How often will we actually talk throughout the year?+

Quarterly, at minimum, tied to when estimated payments are actually due — plus whenever a decision comes up that's worth checking first (an equipment purchase, a new hire, a change in income). That's the core difference from an annual filing relationship.

What information do I need to get started?+

Your most recent tax return and a general sense of your current entity structure is enough for the first conversation. If we move forward, we'll ask for more — bookkeeping access, prior-year details — but nothing extensive is needed just to have the initial review.

How is a quarterly review different from what my current accountant already does?+

Most accounting relationships are built around a single event: filing the return. A quarterly review means recalculating your estimated payments against real, current-year numbers four times a year instead of once, and checking in on entity structure and deductions before decisions are locked in — not after the return is already filed.

Pricing

How much does this cost?+

It depends on the complexity of your business and the scope of work — a solo operator's quarterly planning looks different from a multi-provider medical practice's entity and retirement plan design. We quote a specific number after the free consultation, once we actually understand what your business needs, rather than publishing a one-size-fits-all rate that wouldn't be accurate for most people anyway.

Is the initial consultation really free?+

Yes, with no obligation. It's a genuine review of your numbers, not a scripted pitch — some businesses we talk to don't need what we offer, and we'll say so.

Security & Data

Is my financial data secure?+

Yes — client data is encrypted, and our systems run on SOC 2–audited infrastructure. Documents and financial information are handled the same way any licensed financial services firm is expected to handle them.

Do you sell or share my data?+

No. Your financial information is used to do the work you hired us for — tax planning and advisory — and nothing else. It isn't sold or shared with third parties for marketing or any other purpose.

What happens to documents I upload?+

Uploaded documents are used for the specific analysis they're needed for and are not held longer than necessary. If you have specific retention or deletion questions about your account, your advisor can answer them directly for your situation.

Industries & Services

Do you only work with the industries listed on this site?+

Those are where we've built the deepest, most specific expertise — trades and contracting, real estate, manufacturing, and healthcare — but the core planning work (entity structure, quarterly estimates, deduction strategy) isn't exclusive to those fields. See the note above on businesses outside these categories.

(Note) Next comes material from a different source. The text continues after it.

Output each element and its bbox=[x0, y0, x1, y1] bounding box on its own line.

Can you help with more than one thing at once — for example, bookkeeping and tax planning together?+

Yes. Bookkeeping and quarterly tax planning are naturally connected — accurate, current books are what make an accurate quarterly recalculation possible in the first place — so we regularly handle both together rather than treating them as separate, disconnected services.

Do you handle both business and personal returns?+

Yes. For most small business owners, business and personal tax situations are tightly connected — pass-through income, reasonable salary, retirement contributions all flow between the two — so we look at both together rather than in isolation.